Why is this a problem? Well for normal function, e.g moving a VM to another DC or failing a SQL instance over it’s not the end of the world. Sure we don’t get the benefit of hot data being served from the highest performing tier and cold data dropping to cheap disk but things work OK and if the VM/SQL/whatever is going to stay there any length of time then it will get AO’d and all is good again.
The problem comes when you move a big chunk of your workload – think a full DC outage or planned work. In this scenario my middle tier on the remote 3PAR is suddenly hit with a huge workload it was not previously required to run. My option is to wait 30 minutes and then kick AO into gear and hope it can shift things round to sort the problem but up to that point and even during/after I’m likely to see thrashing.

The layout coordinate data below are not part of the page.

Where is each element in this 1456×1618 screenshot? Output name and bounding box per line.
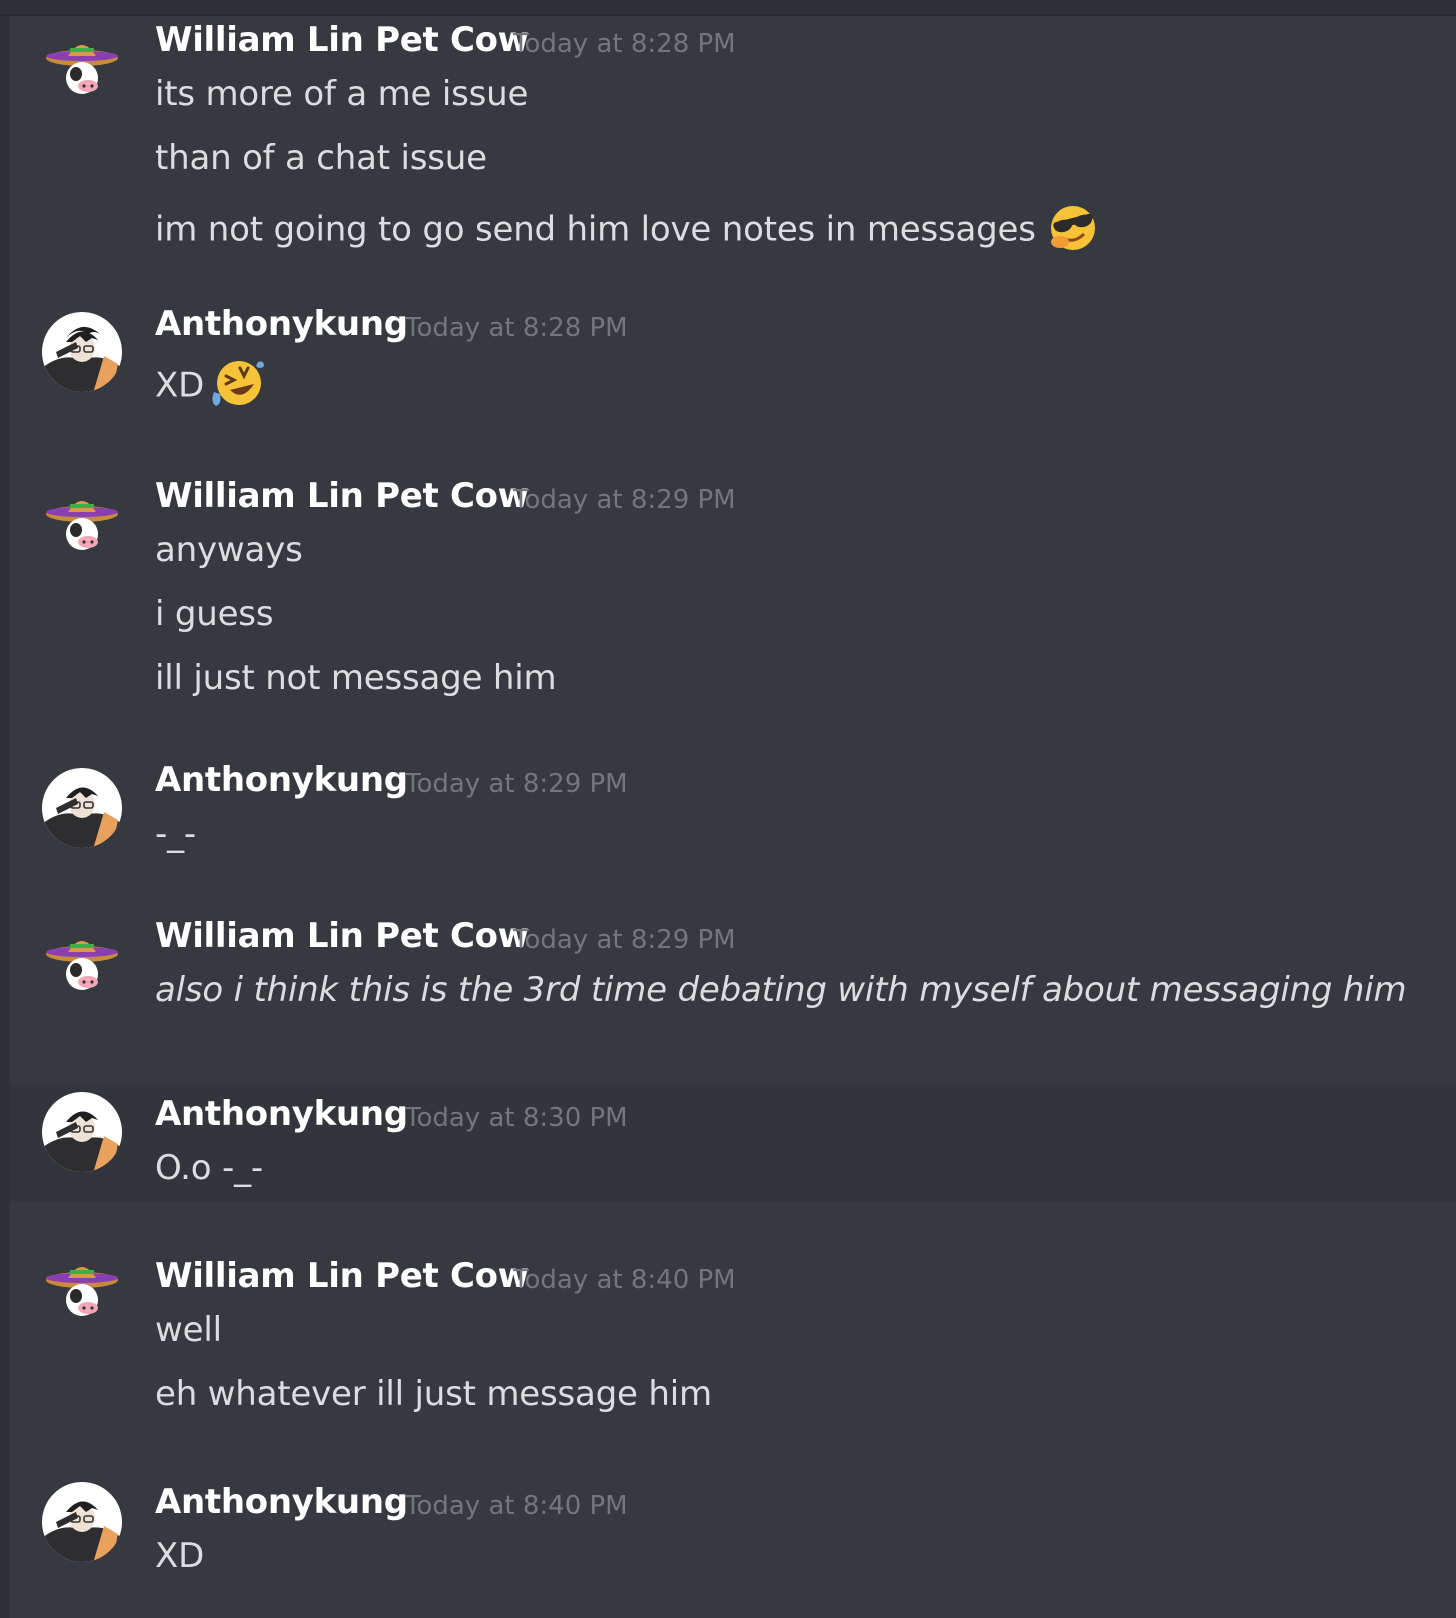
sombrero-cow-avatar[interactable] <box>42 1250 122 1330</box>
dabbing-boy-avatar[interactable] <box>42 768 122 848</box>
author-name[interactable]: William Lin Pet Cow <box>155 20 529 60</box>
author-name[interactable]: William Lin Pet Cow <box>155 916 529 956</box>
message-group[interactable]: William Lin Pet Cow Today at 8:29 PM als… <box>10 912 1456 1082</box>
message-group[interactable]: Anthonykung Today at 8:30 PM O.o -_- <box>10 1084 1456 1202</box>
rolling-on-floor-laughing-emoji[interactable] <box>208 354 266 412</box>
message-text: also i think this is the 3rd time debati… <box>155 970 1407 1010</box>
author-name[interactable]: Anthonykung <box>155 1482 408 1522</box>
message-timestamp: Today at 8:40 PM <box>513 1265 736 1295</box>
message-timestamp: Today at 8:30 PM <box>405 1103 628 1133</box>
message-text: than of a chat issue <box>155 138 487 178</box>
message-text: XD <box>155 1536 205 1576</box>
message-list[interactable]: William Lin Pet Cow Today at 8:28 PM its… <box>10 0 1456 1618</box>
sombrero-cow-avatar[interactable] <box>42 924 122 1004</box>
dabbing-boy-avatar[interactable] <box>42 1092 122 1172</box>
message-timestamp: Today at 8:29 PM <box>513 485 736 515</box>
message-group[interactable]: Anthonykung Today at 8:29 PM -_- <box>10 752 1456 882</box>
message-group[interactable]: William Lin Pet Cow Today at 8:29 PM any… <box>10 472 1456 722</box>
message-timestamp: Today at 8:40 PM <box>405 1491 628 1521</box>
author-name[interactable]: Anthonykung <box>155 304 408 344</box>
message-line: im not going to go send him love notes i… <box>155 202 1102 260</box>
dabbing-boy-avatar[interactable] <box>42 1482 122 1562</box>
message-timestamp: Today at 8:28 PM <box>405 313 628 343</box>
sunglasses-emoji[interactable] <box>1044 198 1102 256</box>
message-text: -_- <box>155 814 196 854</box>
author-name[interactable]: Anthonykung <box>155 1094 408 1134</box>
message-text: its more of a me issue <box>155 74 529 114</box>
sombrero-cow-avatar[interactable] <box>42 484 122 564</box>
author-name[interactable]: William Lin Pet Cow <box>155 476 529 516</box>
message-line: XD <box>155 358 266 416</box>
message-text: XD <box>155 365 205 406</box>
message-text: eh whatever ill just message him <box>155 1374 712 1414</box>
message-text: ill just not message him <box>155 658 557 698</box>
message-text: O.o -_- <box>155 1148 263 1188</box>
author-name[interactable]: William Lin Pet Cow <box>155 1256 529 1296</box>
author-name[interactable]: Anthonykung <box>155 760 408 800</box>
sombrero-cow-avatar[interactable] <box>42 28 122 108</box>
message-text: anyways <box>155 530 303 570</box>
message-timestamp: Today at 8:29 PM <box>405 769 628 799</box>
message-timestamp: Today at 8:28 PM <box>513 29 736 59</box>
sidebar-edge <box>0 0 10 1618</box>
message-group[interactable]: William Lin Pet Cow Today at 8:40 PM wel… <box>10 1238 1456 1428</box>
message-timestamp: Today at 8:29 PM <box>513 925 736 955</box>
message-text: i guess <box>155 594 274 634</box>
message-group[interactable]: Anthonykung Today at 8:40 PM XD <box>10 1462 1456 1612</box>
dabbing-boy-avatar[interactable] <box>42 312 122 392</box>
message-text: well <box>155 1310 222 1350</box>
message-text: im not going to go send him love notes i… <box>155 209 1036 250</box>
message-group[interactable]: Anthonykung Today at 8:28 PM XD <box>10 296 1456 431</box>
message-group[interactable]: William Lin Pet Cow Today at 8:28 PM its… <box>10 16 1456 266</box>
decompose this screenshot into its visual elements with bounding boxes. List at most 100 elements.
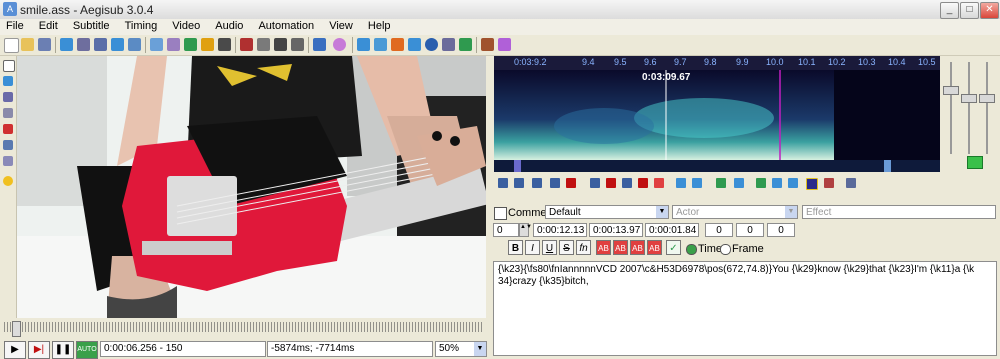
audio-settings-icon[interactable]: [846, 178, 856, 188]
underline-button[interactable]: U: [542, 240, 557, 255]
play-to-end-icon[interactable]: [654, 178, 664, 188]
margin-vertical-field[interactable]: 0: [767, 223, 795, 237]
comment-checkbox[interactable]: [494, 207, 507, 220]
check-icon[interactable]: [459, 38, 472, 51]
duration-field[interactable]: 0:00:01.84: [645, 223, 699, 237]
auto-scroll-icon[interactable]: [788, 178, 798, 188]
shadow-color-button[interactable]: AB: [647, 240, 662, 255]
margin-left-field[interactable]: 0: [705, 223, 733, 237]
find-icon[interactable]: [150, 38, 163, 51]
attachments-icon[interactable]: [257, 38, 270, 51]
fonts-collector-icon[interactable]: [274, 38, 287, 51]
styles-manager-icon[interactable]: [201, 38, 214, 51]
menu-edit[interactable]: Edit: [33, 19, 64, 32]
menu-automation[interactable]: Automation: [252, 19, 320, 32]
video-zoom-icon[interactable]: [128, 38, 141, 51]
strikeout-button[interactable]: S: [559, 240, 574, 255]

The big takeaway for me from the above is that you MUST make sure you size your tiers wisely if you intend to run a setup such as mine. I don’t mean double up on everything you have – understand what you need the array to handle. I do not expect to move my entire workload to one DC in a failure scenario, systems are prioritised and some stuff will just shutdown if it’s native DC isn’t available. That being said I need to know that when that event does occur my remaining 3PAR won’t go wide eyed and wonder what it did wrong in a former life as hundreds of systems come ‘a knocking.
What would I like to see as a future development on 3PAR..?
Well I guess it’s pretty obvious I’d love to see AO metrics replicated between arrays running a Peer Persistence/CLX setup. Is that something I think we will see any time soon? Well probably not unless a lot of people need it and with SSD disks coming down in price and increasing in capacity you could argue eventually will we bother with AO?
It’s also important to remember that the above isn’t just an issue with remote replication – if you put a workload on a tier and rely on AO to handle performance you will see a hit till that hot data is moved up.
All of the above out of the way, I want to say that so far in my career the 3PAR has been the best SAN I’ve worked on and if anyone fancies giving me two spare 7450s with a stack of SSDs I’d be more than happy to take them!